Was sagen uns die Psalmen?
Psalm 89
Psalm 89
Vers 1‑2
Im vorhergehenden Psalm haben wir den leidenden Christus betrachtet; hier aber wird unsere Aufmerksamkeit auf die Gütigkeiten Gottes hingelenkt, denn bis zum 37. Vers spricht der Psalmist nur von der Güte, der Treue und der Grösse Gottes. Man merkt es ihm an: er hat Freude daran, Gott zu erheben und Ihn zu preisen. Ethan, der Esrachiter, der Schreiber dieses Psalmes, ist uns ein guter Wegweiser auf diesem Gebiet; möchten wir in seine Fußstapfen treten! Er fängt seinen Psalm an mit den Worten: „Die Gütigkeiten Jehovas will ich besingen ewiglich, von Geschlecht zu Geschlecht mit meinem Munde kundmachen deine Ireue.), Ethan hatte die Güte Gottes erlebt; sie war gewaltig in seinen Augen. Er war deshalb davon überzeugt, dass diese Güte nicht nur auf Erden, sondern auch in der Ewigkeit besungen werde.

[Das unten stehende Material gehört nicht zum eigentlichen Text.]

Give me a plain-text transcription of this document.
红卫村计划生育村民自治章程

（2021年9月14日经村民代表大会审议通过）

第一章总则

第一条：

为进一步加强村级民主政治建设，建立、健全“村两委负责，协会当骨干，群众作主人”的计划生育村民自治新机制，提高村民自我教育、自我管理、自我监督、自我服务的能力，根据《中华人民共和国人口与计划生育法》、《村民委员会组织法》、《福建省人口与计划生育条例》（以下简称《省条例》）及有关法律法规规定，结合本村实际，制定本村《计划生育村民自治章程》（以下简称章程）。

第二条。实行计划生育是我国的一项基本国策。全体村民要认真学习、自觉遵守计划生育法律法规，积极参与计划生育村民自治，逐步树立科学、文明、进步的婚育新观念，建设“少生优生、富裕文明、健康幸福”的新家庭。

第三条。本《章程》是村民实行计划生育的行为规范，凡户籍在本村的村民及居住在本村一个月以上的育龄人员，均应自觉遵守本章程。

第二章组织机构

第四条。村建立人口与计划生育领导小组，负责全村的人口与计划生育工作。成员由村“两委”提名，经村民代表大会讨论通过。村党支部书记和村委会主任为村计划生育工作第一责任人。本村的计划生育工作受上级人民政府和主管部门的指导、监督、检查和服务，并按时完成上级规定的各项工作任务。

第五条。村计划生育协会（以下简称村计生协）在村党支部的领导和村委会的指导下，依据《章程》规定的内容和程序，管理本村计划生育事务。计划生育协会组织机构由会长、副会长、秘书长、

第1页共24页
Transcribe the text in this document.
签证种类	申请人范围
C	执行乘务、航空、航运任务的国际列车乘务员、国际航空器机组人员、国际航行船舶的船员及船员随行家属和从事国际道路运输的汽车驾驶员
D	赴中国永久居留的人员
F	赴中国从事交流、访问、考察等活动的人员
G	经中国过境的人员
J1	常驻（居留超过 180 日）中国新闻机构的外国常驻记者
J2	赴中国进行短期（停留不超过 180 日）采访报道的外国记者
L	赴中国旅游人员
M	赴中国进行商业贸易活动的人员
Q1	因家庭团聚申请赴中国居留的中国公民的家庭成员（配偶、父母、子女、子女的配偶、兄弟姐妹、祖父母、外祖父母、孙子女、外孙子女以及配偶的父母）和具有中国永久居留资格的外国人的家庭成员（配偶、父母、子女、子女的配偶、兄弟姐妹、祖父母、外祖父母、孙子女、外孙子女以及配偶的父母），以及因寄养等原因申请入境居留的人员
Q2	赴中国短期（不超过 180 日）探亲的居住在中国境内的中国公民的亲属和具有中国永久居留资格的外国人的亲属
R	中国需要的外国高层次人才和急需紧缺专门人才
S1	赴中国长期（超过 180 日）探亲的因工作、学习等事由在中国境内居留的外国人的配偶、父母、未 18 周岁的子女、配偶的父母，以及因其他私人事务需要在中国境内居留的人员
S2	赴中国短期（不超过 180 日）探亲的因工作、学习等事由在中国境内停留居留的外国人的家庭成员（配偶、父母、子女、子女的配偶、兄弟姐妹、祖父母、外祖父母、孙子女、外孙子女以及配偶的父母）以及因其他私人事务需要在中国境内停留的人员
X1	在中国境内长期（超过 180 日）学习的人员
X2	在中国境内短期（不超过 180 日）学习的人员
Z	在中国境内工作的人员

Der Ausdruck „Güte“ in Bezug auf Gott im Alten Testament ist in manchen Fällen gleichbedeutend mit Liebe. Doch wurde Gott als die Liebe (1. Joh. 4, 8‑9) erst durch das Kommen Seines Sohnes auf die Erde geoffenbart. Wir werden diese Liebe ewiglich preisen und gleichzeitig eingedenk bleiben all der Gütigkeiten Gottes.
Vers 3‑8
In den Versen 3 und 4 hören wir Gott von Seinem Gesalbten sprechen. Er hatte David zum König über Sein Volk Israel auserkoren. Der Ausspruch: „Bis in Ewigkeit will ich feststellen deinen Samen, und auf alle Geschlechter hin bauen deinen Thron“, verweist uns auf 2. Sam. 7,16. Wir wissen, dass sich diese Verheissung in Jesus Christus erfüllen wird, welcher aus dem Samen Davids gekommen ist dem Fleische nach (Röm. 1, 3). Er ist demnach der Sohn Davids und wird auch öfters so genannt, siehe Matth. 1, 1 u. a. m., vergleiche auch Offbg. 22, 16.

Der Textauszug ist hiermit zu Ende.